Hermann Rorschach (1884-1922) ~ The Man Who Made Inkblots his Life’s Work

Most people have heard of the Rorschach inkblot test. We’ve seen it in dozens of movies: a psychiatrist is examining a patient; he shows the patient a series of inkblots and asks him to describe what he “sees” in the inkblots. While one person will see two elephants stuck together trying to pull themselves apart, another person will see something entirely different. The trained psychiatrist knows how to analyze patients’ responses to the inkblots.   
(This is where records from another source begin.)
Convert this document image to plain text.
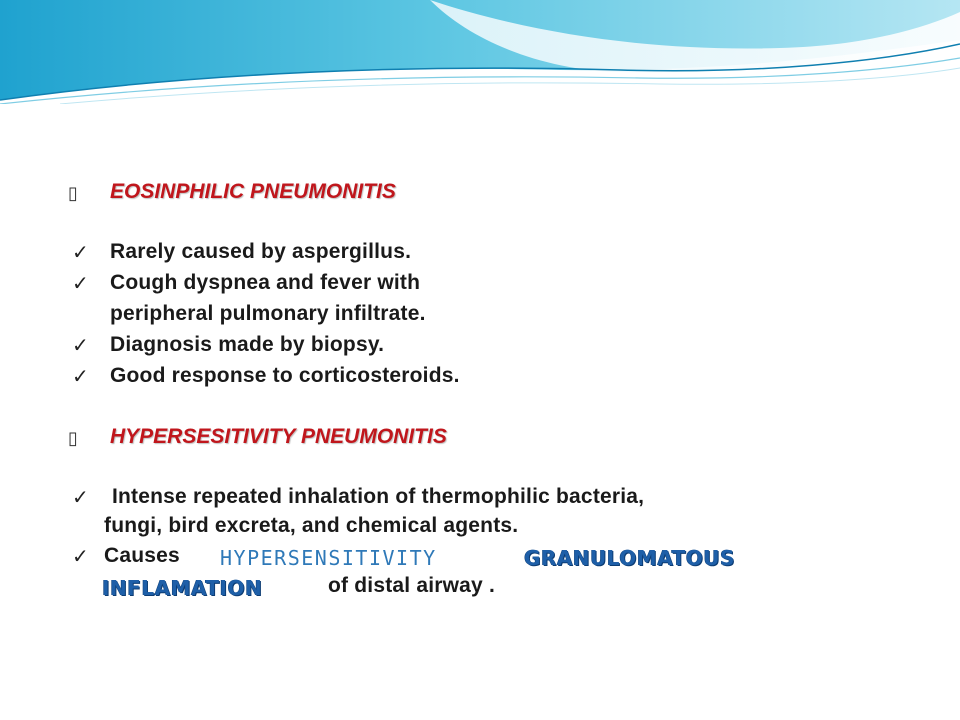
▯ EOSINPHILIC PNEUMONITIS
✓ Rarely caused by aspergillus.
✓ Cough dyspnea and fever with
peripheral pulmonary infiltrate.
✓ Diagnosis made by biopsy.
✓ Good response to corticosteroids.
▯ HYPERSESITIVITY PNEUMONITIS
✓ Intense repeated inhalation of thermophilic bacteria,
fungi, bird excreta, and chemical agents.
✓ Causes HYPERSENSITIVITY	GRANULOMATOUS
INFLAMATION	of distal airway .
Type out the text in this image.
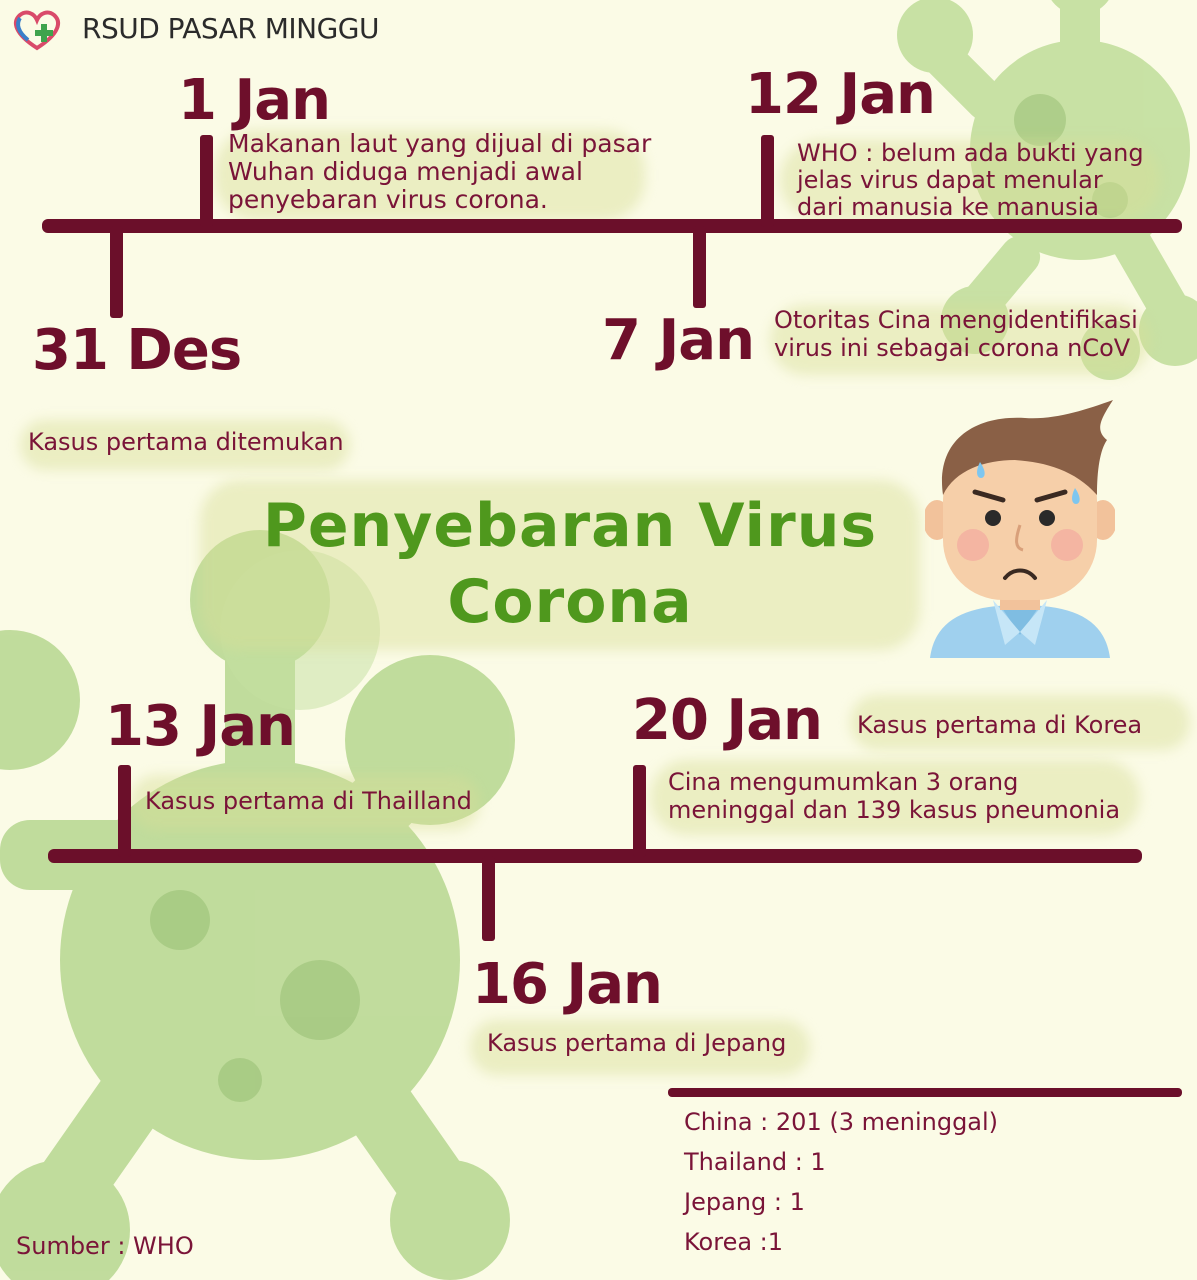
RSUD PASAR MINGGU
31 Des
Kasus pertama ditemukan
1 Jan
Makanan laut yang dijual di pasar
Wuhan diduga menjadi awal
penyebaran virus corona.
7 Jan Otoritas Cina mengidentifikasi
virus ini sebagai corona nCoV
12 Jan
WHO : belum ada bukti yang
jelas virus dapat menular
dari manusia ke manusia
Penyebaran Virus
Corona
13 Jan
Kasus pertama di Thailland
16 Jan
Kasus pertama di Jepang
20 Jan Kasus pertama di Korea
Cina mengumumkan 3 orang
meninggal dan 139 kasus pneumonia
China : 201 (3 meninggal)
Thailand : 1
Jepang : 1
Korea :1
Sumber : WHO
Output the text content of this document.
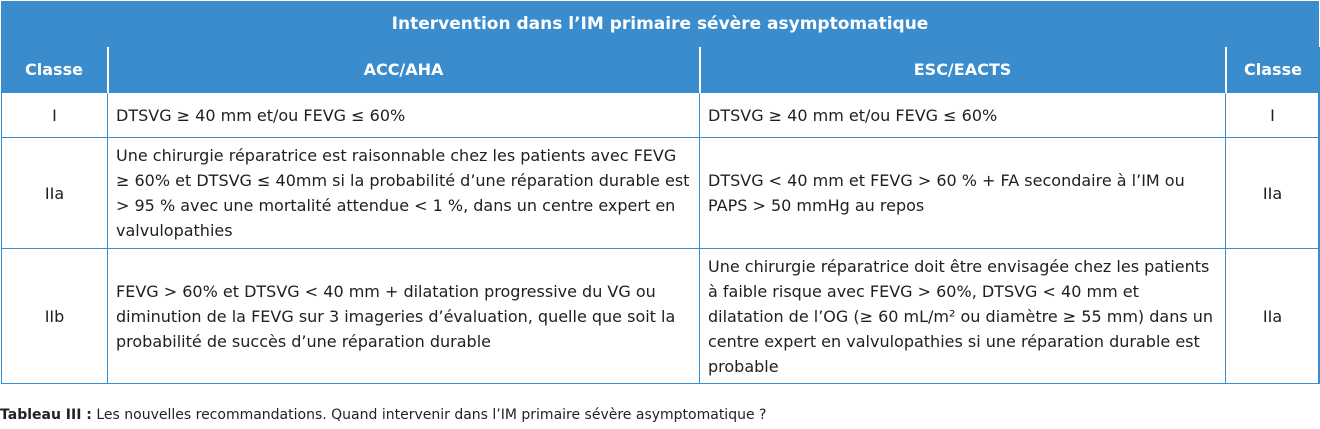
Intervention dans l’IM primaire sévère asymptomatique
Classe	ACC/AHA	ESC/EACTS	Classe
I	DTSVG ≥ 40 mm et/ou FEVG ≤ 60%	DTSVG ≥ 40 mm et/ou FEVG ≤ 60%	I
IIa	Une chirurgie réparatrice est raisonnable chez les patients avec FEVG ≥ 60% et DTSVG ≤ 40mm si la probabilité d’une réparation durable est > 95 % avec une mortalité attendue < 1 %, dans un centre expert en valvulopathies	DTSVG < 40 mm et FEVG > 60 % + FA secondaire à l’IM ou PAPS > 50 mmHg au repos	IIa
IIb	FEVG > 60% et DTSVG < 40 mm + dilatation progressive du VG ou diminution de la FEVG sur 3 imageries d’évaluation, quelle que soit la probabilité de succès d’une réparation durable	Une chirurgie réparatrice doit être envisagée chez les patients à faible risque avec FEVG > 60%, DTSVG < 40 mm et dilatation de l’OG (≥ 60 mL/m² ou diamètre ≥ 55 mm) dans un centre expert en valvulopathies si une réparation durable est probable	IIa
Tableau III : Les nouvelles recommandations. Quand intervenir dans l’IM primaire sévère asymptomatique ?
The Rorschach inkblot test was developed by one Hermann Rorschach, a Swiss Freudian psychiatrist and psychoanalyst who lived from 1884 to 1922. As a child, like many other young people in his native country, he enjoyed “Klecksography,” the making of fanciful inkblot pictures. After graduating from high school, he enrolled in medical school at the University of Zurich, where the excitement in academic circles for psychiatry reminded him of his childhood inkblots. He wondered why different people saw different things in the same inkblots and began showing them to children and analyzing their responses.  

In 1914, at the age of 30, he became assistant director at the regional psychiatric hospital at Herisau. In 1921 he wrote the book, Psychodiagnostic, which formed the basis for the inkblot test. In 1922, only one year after his book was published, he died of peritonitis brought on by a ruptured appendix. He was only 37 years old.